Reproduction studies were performed with mupirocin
administered subcutaneously to male and female rats at doses up to 14 times the
human topical dose (approximately 60 mg mupirocin/day) based on body surface
area. Neither evidence of impaired fertility nor impaired reproductive
performance attributable to mupirocin was observed.
Use In Specific Populations
Pregnancy
Pregnancy Category B
There are no adequate and well-controlled studies of
CENTANY® ointment in pregnant women. Because animal studies are not always predictive
of human response, this drug should be used during pregnancy only if clearly
needed. Developmental toxicity studies have been performed with mupirocin administered
subcutaneously to rats and rabbits at doses up to 22 and 43 times,
respectively, the human topical dose (approximately 60 mg mupirocin per day)
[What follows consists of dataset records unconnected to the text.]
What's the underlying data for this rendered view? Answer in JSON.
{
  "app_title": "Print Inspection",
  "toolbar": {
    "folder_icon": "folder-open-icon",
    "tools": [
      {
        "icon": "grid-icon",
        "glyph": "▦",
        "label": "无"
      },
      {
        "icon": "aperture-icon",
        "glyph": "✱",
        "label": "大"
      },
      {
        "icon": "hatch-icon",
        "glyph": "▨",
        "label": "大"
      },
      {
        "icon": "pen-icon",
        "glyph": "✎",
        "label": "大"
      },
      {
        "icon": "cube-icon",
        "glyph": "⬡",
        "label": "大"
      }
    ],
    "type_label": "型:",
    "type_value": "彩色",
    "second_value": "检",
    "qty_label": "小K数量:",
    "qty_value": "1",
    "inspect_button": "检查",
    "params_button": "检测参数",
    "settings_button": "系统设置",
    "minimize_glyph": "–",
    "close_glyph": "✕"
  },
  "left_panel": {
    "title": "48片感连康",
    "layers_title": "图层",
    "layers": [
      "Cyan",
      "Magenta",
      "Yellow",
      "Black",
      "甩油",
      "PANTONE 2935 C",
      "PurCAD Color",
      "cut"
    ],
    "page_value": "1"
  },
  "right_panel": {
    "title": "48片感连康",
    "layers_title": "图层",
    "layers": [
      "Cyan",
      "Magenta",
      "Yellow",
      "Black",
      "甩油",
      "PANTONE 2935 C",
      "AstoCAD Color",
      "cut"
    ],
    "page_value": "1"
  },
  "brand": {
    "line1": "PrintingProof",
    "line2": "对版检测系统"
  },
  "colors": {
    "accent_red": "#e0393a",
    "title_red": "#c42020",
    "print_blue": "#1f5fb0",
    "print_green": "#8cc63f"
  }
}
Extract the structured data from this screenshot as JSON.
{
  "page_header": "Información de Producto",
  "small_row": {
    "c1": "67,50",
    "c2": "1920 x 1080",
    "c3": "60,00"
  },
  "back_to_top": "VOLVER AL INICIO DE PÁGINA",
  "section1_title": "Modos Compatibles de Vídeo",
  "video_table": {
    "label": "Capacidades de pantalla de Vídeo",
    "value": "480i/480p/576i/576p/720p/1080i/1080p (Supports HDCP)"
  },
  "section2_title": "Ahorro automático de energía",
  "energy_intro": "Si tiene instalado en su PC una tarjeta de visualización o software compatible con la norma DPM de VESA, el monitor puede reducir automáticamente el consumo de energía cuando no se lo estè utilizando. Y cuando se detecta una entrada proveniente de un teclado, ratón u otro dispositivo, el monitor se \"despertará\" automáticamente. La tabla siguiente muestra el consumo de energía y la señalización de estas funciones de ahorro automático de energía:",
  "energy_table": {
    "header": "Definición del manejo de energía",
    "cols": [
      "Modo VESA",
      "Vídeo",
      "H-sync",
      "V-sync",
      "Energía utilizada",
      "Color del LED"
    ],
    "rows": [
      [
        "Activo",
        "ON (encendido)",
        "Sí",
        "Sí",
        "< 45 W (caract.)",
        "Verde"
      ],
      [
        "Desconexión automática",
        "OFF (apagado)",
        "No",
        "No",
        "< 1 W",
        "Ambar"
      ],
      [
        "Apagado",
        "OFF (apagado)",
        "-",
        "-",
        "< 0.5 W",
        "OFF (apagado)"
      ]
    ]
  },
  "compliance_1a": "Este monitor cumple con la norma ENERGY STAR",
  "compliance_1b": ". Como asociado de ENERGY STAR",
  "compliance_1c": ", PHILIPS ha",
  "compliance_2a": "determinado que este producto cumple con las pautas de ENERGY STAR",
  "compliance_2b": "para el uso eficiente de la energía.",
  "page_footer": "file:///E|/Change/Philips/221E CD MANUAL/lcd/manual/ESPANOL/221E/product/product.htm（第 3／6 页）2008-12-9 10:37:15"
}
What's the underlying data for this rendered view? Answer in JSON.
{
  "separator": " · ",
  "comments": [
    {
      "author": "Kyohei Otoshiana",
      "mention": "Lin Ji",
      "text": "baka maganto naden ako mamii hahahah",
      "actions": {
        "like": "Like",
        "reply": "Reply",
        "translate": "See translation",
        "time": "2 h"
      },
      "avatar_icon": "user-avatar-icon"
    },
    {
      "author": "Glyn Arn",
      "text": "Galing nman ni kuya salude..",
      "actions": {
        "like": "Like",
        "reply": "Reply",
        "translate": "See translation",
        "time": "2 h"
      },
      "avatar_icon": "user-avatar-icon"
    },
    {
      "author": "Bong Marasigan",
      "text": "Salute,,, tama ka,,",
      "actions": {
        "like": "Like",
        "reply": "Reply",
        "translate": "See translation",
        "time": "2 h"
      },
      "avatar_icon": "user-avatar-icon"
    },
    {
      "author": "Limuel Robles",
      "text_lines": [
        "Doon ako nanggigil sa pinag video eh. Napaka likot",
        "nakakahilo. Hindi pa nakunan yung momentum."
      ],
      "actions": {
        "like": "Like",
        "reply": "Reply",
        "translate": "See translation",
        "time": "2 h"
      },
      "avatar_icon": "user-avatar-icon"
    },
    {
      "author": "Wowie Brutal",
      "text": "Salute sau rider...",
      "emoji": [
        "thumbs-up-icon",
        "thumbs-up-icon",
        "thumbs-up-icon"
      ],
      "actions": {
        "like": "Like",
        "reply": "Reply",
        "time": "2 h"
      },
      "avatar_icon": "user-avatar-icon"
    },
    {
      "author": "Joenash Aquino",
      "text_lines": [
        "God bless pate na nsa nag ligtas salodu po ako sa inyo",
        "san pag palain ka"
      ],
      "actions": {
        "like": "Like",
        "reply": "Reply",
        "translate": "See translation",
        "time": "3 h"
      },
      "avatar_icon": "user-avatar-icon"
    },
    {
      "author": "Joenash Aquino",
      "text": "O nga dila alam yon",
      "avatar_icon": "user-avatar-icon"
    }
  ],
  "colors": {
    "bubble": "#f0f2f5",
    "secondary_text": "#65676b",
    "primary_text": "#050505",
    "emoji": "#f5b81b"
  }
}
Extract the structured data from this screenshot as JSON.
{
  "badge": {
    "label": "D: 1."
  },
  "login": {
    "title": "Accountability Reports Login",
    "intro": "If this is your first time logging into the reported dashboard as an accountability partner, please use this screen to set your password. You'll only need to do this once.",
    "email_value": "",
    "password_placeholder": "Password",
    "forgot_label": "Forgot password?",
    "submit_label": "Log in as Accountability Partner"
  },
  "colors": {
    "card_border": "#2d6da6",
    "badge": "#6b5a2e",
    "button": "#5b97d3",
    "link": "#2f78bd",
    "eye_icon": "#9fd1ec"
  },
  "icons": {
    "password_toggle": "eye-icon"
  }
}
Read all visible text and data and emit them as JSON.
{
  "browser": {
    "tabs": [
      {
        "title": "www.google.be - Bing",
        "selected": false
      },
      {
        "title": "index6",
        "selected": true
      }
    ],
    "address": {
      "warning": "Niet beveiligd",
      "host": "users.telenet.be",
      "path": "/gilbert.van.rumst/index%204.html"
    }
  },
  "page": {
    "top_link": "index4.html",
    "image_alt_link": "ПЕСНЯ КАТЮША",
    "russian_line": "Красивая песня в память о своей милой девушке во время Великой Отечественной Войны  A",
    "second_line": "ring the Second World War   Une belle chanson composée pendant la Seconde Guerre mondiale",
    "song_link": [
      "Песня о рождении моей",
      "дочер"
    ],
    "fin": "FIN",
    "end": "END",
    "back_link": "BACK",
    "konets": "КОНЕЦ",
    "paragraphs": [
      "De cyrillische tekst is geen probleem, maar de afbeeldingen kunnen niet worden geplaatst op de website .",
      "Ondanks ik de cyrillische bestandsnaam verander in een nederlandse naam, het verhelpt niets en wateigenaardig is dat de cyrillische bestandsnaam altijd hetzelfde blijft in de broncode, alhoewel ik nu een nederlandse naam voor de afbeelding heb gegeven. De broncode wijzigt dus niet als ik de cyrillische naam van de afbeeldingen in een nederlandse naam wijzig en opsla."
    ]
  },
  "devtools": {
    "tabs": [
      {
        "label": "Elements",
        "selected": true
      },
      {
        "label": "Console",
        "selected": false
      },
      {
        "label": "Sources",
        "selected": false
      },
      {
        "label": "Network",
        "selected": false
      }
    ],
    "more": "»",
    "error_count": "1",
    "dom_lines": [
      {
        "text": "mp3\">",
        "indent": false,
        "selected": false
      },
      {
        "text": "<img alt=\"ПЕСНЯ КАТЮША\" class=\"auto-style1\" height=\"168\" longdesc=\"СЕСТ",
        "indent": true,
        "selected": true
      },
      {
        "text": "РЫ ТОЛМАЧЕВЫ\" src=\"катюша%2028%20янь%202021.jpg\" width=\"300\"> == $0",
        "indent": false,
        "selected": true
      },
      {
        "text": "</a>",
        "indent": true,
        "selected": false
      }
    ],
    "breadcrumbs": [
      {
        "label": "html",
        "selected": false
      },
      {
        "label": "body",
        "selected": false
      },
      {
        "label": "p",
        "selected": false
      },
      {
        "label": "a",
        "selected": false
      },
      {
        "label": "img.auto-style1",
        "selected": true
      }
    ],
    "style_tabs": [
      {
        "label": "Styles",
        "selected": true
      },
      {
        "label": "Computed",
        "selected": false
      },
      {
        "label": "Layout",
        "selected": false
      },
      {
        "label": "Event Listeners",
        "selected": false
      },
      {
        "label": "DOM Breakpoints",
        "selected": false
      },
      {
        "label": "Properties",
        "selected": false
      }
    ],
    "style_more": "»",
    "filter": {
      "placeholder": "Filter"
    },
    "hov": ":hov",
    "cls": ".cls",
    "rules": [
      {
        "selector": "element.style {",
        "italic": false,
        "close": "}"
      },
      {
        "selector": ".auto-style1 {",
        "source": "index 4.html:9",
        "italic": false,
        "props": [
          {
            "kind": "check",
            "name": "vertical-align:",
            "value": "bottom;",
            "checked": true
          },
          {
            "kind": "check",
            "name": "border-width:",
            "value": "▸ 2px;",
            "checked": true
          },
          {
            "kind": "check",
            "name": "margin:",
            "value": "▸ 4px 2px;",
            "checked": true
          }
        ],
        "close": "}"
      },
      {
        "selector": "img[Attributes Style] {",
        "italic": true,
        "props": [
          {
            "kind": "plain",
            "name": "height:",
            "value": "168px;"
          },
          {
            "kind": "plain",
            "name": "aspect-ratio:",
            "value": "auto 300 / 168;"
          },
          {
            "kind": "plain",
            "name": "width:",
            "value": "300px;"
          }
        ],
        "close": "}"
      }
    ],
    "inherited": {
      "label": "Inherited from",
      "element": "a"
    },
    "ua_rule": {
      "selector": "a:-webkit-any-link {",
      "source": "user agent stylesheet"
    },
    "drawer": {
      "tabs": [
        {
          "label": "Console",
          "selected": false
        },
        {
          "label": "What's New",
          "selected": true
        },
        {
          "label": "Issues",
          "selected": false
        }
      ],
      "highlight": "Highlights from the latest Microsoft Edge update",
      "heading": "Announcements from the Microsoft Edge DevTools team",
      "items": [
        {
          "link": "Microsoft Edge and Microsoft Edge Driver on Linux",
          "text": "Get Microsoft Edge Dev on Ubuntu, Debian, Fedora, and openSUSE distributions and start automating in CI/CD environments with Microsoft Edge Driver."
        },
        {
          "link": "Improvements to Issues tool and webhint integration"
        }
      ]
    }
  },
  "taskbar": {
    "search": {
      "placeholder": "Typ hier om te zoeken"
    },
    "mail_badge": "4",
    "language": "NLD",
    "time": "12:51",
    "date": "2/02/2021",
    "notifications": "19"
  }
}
based on body surface area. There was no evidence of fetal harm due to
mupirocin.
Nursing Mothers
It is not known whether this drug is excreted in human
milk. Because many drugs are excreted in human milk, caution should be
exercised when CENTANY® ointment is administered to a nursing woman.
Pediatric Use
The safety and effectiveness of CENTANY® ointment have
been established in the age range of 2 months to 16 years. Use of CENTANY® ointment
in these age groups is supported by evidence from adequate and well-controlled
studies of CENTANY® ointment in impetigo in pediatric patients studied as a
part of the pivotal clinical trials [see Clinical Studies].